It seems everywhere you look you’ll see people hailing Virtual Reality as the next evolutionary step in gaming, but is it really that monumental? We’ve seen loads of other ‘innovations’ in the past, some cementing themselves as cornerstones of the industry, and others fading away with people pretending like they never happened. Either way, very rarely have they lived up to the hype and predictions, pre-release.
Now I’m in no way declaring VR dead-on-arrival, I’m more facing the possibility that most seem to be avoiding. Release day comes and after a few hours with our new toy, we realize that we would rather be using a television and controller, sitting down comfortably on our couch. The initial ‘wow’ of being in a virtual world would wear off and we find ourselves with a $400+ pair of oversized sunglasses. I’m not trying to come across as pessimistic; I’m just observing a very real possibility.
Yes, even in the promotional shots, VR users look like idiots.
Let’s look back at the more recent ‘innovations’. Microsoft’s Kinect was originally pitched and planned to be used for everything from buying groceries to performing surgeries. Every game developer working on a Kinect title was sure it was going to be the biggest thing since the controller. They even spoke about how Kinect eclipsed the controller itself. Jump ahead five years, and where is Kinect now? Dropped by every developer and even Microsoft themselves. Billions of dollars were spent, and arguably wasted, on the ‘device of the future’.
I can picture myself coming home, opening my new VR hardware, (and in some cases re-arranging my game room to fit the needed sensors), loading up a title or two and being blown away by the ability to look around freely in a sort of alternate dimension. But after the amazement subsides, and the headaches roll in, I could easily find myself more annoyed by the lackluster controls and precision, and realize I am wearing something soon to be covered in dust.
While I myself find the idea of VR extremely promising, we just have to aim for the right goals. If used for cinematic games, immersive medias or any other sort of controlled environment, VR could produce some amazing results. But from what I’ve witnessed and experienced, especially with the HTC Vive, we are being flooded with shovelware games that lack any lasting appeal. Mix that with insanely high prices, more or less because the consumers have no other option, and you’re looking at something that will fail to impress a few years down the road.

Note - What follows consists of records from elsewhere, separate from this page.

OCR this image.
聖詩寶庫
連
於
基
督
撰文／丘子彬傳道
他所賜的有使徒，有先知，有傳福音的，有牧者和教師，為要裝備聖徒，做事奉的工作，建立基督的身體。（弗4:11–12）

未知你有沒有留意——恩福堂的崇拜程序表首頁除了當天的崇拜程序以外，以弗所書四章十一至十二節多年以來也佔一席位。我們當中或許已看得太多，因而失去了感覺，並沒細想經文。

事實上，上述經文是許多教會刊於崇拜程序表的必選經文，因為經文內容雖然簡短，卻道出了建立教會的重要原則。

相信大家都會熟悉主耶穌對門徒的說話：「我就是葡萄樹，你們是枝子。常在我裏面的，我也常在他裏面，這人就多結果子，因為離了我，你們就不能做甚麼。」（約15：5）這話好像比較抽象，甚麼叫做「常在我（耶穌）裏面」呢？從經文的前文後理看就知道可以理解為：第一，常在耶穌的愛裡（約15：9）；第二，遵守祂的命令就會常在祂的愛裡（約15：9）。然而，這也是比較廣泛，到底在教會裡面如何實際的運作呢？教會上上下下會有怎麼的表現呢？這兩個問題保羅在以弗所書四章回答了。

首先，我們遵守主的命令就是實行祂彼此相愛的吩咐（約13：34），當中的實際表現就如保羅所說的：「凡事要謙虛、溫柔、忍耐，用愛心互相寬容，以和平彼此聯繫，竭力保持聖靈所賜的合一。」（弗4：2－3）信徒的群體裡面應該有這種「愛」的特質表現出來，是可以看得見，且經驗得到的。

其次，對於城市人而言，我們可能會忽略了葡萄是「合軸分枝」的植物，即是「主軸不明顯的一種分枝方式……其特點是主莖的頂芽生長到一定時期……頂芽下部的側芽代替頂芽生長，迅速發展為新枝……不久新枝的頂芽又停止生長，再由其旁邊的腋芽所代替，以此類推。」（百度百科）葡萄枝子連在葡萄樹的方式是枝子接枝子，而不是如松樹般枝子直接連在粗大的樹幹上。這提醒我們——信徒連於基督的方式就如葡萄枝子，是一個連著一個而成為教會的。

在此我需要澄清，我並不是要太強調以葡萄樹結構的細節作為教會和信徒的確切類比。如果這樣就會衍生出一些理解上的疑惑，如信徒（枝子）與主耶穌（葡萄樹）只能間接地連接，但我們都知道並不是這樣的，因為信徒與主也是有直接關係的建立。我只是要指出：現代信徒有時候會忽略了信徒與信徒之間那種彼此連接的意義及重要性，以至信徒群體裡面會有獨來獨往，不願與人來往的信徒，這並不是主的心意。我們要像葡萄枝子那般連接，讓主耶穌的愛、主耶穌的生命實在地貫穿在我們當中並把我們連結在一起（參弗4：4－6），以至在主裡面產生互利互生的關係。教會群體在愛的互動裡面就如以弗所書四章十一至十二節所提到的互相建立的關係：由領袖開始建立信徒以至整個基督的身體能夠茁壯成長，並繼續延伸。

A recent poll showed results saying only 11% of the western market are actually interested in VR. While 11% still contains a huge customer base, it is lower than what most people would expect given the mass amount of media coverage. A lot of this may have to do with the high price point without any real way of demoing the product first. You may get lucky to have a go with a headset at a convention or other event, but for most people they’ll be buying blind. Personally, I can’t bring myself to drop hundreds of dollars on something I’ve not had a decent amount of time to check it out myself.
I’ve spoken to a few acquaintances that have spent some time with both Oculus and PlayStation VR. While they did admit that there was an initial ‘wow’ factor, they all also experienced a bit of motion sickness afterwards, along with headaches. They also told me the most exciting and fun games were the first-person horror titles. These seem like the sorts of games best suited for VR in my opinion; first person, immersive, story-driven games. Strangely enough, I’ve actually come across a few third-person VR games, which in all honesty, the mere existence of these boggles my mind. My point being; if creators focus on the right things, VR could be a fantastic experience.
Take the recently re-released Rez Infinite for example. Already hailed for being a “religious musical experience“, mixing this with VR and even a vibrating body suit, the game truly submerges you into a digital world of color and sound. Playing this title alone sold many players on PlayStation VR. But Rez is a very unique game, and it’s doubtful many others will grab the player as well as it does.
Rez Infinite is a perfect example of VR gaming done right.
If blended into other applications, such as educational, I could see VR being used in a incredible way to teach students while also grabbing their attention. But as for other recent concepts I’ve seen pop-up, such as PayPal purchases, and even shopping in VR, I can’t help but feel that those ideas, while interesting in theory, will fall flat just as that notorious Pizza Hut app where you could custom order a pizza via Kinect. Overcomplicating things is the opposite of where technology should be taking us.
These days the media, companies, and even the consumers themselves tend to praise any new technology as the absolute end-all advancement. If you’re on the fence, then take a look back at some of the promotional Kinect videos from yesteryear and count how many times you hear the phrase “Change everything”. I have a feeling you’ll need a calculator to keep track.